The data in different formats include data from relational databases, real-time data from servers and sensors, etc. The data basically arrives in two forms, either as batch data or as real-time data.
All of these sources generate huge amounts of data in seconds. So the Big Data architecture has to be designed that has the potential of managing this data.
2) Data Ingestion
The first encounter of Big Data with its architecture happens through this layer. It is the layer that marks the beginning of Big Data processing. The data arriving from numerous sources is fed into the system through this layer.
This layer then classifies the data into different tags for the smooth processing of data in all the layers of the architecture.
This layer ensures the trouble-free flow of data from layer to the other. The two most commonly used data ingestion tools are Kafka streams and the relevant REST APIs.
3) Storage Layer
The layer that receives Big Data is the storage layer. The data that is coming from the varied sources is gracefully stored in this layer. It carries out the modifications to data as per the requirement of the system.
Generally, HDFS is the most commonly used tool for storing huge amounts of batch data and RDBMS for storing structured data. The storage layer is designed on the basis of the data format and the purpose of that data.
4) Analysis Layer
The major reason behind all this hype of Big Data is the insights gained through its analysis. These insights are then significant for making data-driven decisions. Thus, the analysis layer is the most important layer of all the layers.

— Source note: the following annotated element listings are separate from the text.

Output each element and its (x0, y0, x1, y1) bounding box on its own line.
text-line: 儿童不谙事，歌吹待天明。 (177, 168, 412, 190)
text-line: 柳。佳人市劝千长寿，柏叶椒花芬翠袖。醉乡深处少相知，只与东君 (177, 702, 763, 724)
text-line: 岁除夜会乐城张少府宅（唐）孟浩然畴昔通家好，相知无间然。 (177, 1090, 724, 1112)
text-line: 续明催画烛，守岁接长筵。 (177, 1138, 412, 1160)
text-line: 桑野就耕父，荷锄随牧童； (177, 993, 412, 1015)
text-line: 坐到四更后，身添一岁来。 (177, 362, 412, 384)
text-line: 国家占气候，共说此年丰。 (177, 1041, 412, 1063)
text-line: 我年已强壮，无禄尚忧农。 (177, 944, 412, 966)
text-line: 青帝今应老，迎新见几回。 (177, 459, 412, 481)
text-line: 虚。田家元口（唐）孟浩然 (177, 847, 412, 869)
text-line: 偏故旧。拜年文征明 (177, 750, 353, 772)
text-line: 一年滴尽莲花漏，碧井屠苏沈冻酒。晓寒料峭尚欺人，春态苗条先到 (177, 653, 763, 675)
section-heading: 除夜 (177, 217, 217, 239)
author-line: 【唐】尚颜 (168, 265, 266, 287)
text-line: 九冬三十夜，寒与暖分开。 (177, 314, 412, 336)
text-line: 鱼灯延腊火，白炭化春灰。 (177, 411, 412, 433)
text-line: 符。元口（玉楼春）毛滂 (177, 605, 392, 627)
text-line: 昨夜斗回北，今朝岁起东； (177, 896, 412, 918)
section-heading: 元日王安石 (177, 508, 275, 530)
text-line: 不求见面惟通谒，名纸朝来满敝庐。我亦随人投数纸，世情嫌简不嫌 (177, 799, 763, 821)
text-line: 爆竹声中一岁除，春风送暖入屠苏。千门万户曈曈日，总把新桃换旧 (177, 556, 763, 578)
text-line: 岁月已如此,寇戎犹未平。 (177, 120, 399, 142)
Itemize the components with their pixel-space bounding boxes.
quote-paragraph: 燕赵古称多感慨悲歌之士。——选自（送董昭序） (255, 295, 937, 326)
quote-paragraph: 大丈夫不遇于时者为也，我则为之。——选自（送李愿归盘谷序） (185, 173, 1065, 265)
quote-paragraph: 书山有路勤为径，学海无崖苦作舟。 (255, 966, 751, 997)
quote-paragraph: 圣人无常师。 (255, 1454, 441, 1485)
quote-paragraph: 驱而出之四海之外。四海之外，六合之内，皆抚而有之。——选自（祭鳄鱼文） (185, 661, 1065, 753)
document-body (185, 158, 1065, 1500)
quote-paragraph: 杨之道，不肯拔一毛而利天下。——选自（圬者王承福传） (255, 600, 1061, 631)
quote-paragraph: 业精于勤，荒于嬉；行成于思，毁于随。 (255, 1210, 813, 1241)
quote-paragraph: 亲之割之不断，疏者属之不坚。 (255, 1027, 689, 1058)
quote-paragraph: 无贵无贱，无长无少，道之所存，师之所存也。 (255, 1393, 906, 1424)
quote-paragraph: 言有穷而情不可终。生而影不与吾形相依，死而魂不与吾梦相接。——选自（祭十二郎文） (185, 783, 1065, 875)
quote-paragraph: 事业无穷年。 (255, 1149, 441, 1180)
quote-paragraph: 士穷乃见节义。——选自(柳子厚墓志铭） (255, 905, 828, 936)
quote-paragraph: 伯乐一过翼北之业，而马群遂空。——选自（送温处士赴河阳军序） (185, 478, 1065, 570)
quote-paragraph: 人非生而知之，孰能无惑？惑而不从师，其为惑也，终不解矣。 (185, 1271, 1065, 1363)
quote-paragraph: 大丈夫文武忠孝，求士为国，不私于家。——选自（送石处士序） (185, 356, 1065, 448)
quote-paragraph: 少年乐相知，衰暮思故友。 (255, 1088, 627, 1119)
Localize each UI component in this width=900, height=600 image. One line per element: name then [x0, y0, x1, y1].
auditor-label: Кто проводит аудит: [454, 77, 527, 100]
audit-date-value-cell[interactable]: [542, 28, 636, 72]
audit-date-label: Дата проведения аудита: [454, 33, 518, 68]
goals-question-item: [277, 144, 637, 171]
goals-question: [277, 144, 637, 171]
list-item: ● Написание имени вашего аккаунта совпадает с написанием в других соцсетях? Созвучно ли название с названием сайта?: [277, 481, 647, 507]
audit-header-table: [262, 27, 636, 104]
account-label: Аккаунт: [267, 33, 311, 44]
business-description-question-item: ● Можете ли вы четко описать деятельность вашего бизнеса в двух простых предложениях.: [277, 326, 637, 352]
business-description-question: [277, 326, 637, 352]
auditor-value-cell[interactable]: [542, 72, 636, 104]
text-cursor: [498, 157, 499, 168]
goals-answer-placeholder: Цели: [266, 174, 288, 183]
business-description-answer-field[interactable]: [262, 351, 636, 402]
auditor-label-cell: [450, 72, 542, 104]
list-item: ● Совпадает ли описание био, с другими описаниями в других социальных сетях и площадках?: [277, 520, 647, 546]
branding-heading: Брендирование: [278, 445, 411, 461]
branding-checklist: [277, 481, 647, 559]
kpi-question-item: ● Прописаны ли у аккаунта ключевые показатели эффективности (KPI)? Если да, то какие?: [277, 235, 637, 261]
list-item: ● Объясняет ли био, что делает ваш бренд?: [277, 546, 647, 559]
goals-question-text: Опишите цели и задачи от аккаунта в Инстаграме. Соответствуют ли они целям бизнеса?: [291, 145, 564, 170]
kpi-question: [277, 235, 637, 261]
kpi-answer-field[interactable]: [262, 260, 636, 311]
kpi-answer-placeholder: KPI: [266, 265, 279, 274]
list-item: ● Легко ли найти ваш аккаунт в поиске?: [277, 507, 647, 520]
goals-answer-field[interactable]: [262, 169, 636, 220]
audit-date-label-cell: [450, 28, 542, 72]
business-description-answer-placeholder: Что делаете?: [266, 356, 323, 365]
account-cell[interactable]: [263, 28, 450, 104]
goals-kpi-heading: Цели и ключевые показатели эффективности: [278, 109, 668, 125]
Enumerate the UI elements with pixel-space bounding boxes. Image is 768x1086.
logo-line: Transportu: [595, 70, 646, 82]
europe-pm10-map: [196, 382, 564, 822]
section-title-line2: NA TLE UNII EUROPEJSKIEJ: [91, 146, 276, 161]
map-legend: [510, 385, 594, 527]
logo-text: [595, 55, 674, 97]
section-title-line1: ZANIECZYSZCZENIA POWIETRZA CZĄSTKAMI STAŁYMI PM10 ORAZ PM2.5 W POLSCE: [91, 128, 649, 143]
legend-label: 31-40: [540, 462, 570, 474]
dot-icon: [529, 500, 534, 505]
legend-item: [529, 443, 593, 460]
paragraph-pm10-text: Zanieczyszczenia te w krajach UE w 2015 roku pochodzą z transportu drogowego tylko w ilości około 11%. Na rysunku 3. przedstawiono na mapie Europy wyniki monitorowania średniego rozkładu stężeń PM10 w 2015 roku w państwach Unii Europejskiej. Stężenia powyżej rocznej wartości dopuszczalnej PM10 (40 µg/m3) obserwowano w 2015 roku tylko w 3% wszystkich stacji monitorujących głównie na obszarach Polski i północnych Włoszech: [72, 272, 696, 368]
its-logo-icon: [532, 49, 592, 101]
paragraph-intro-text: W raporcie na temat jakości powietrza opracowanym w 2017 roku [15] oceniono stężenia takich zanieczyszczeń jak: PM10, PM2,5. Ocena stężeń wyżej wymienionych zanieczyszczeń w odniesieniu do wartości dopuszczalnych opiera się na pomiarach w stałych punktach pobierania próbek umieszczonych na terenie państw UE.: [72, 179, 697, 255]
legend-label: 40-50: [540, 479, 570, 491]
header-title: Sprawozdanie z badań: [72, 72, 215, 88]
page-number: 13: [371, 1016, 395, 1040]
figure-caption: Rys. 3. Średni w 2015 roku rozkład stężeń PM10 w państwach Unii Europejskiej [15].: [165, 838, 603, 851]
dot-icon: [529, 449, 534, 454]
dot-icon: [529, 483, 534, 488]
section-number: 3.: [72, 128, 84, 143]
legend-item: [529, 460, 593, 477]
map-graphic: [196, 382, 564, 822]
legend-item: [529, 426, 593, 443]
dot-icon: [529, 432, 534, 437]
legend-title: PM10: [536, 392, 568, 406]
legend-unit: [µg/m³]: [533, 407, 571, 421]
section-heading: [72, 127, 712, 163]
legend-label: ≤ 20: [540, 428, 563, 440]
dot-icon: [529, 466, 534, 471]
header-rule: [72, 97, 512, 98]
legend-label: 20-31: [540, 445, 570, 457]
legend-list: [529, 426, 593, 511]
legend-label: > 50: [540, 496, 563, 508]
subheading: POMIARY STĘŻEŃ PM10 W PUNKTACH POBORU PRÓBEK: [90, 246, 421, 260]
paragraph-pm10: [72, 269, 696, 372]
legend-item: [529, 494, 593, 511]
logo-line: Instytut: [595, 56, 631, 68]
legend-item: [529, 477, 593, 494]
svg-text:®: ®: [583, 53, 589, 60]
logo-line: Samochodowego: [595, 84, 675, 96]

This gives us the power to harness Big Data capabilities.
An array of tools is required for the same. Handling the structured data is not a relatively easy task as compared to the unstructured data which requires some advanced tools for its analysis.
- Batch Processing
Keeping in mind the huge size of Big Data, the architecture cannot be built without a batch processing system that stores, filters, and processes data in advance for further analysis.
These are generally the long-running batch jobs. Apache Hadoop is the most commonly used and probably the best tool for batch processing. This processing involves fetching data from the storage layer, processing it, and writing the outputs in new files.
- Real-time Processing
Processing the real-time data signifies that Big Data has been utilized in its best form. A Big Data architecture without a real-time data processing system is a sort of monotonous.
This fetches and processes data in real-time which implies processing the data the moment it arrives. This processing of data is something that is making the difference today and requires a robust system for it.
5) BI Layer
After the complete analysis of Big Data is carried out, the next and the final step is to store the valuable outputs and insights of it. The BI layer takes care of the same. Once it receives the output, it then classifies it according to humans, applications and business processes.
The cycle of Big Data analysis includes receiving data from varied sources, repeatedly processing of data, and then portraying these results into a report. These reports are significant for organizations for making data-driven decisions.
Big Data analysis is a field of science but carrying it out in a properly planned manner is an art. Before heading towards Big data analysis, you should know the art of handling it.
Unless you don’t know this art, you won’t be able to make the most out of Big Data. You won’t be able it unleash its true powers. Big Data is huge, way beyond your imagination and handling it isn’t a cakewalk.
With Big Data there comes a lot of challenges as well. You must be ready in advance to deal with it. The major hurdle is that of security.
You’re going to deal with a lot of sensitive data of the people and with the amount of data breaching incidents taking place all around, securing it is a lot harder than you can imagine.
So design the architecture accordingly because if there’s a single loophole in it, Big Data can backfire as well.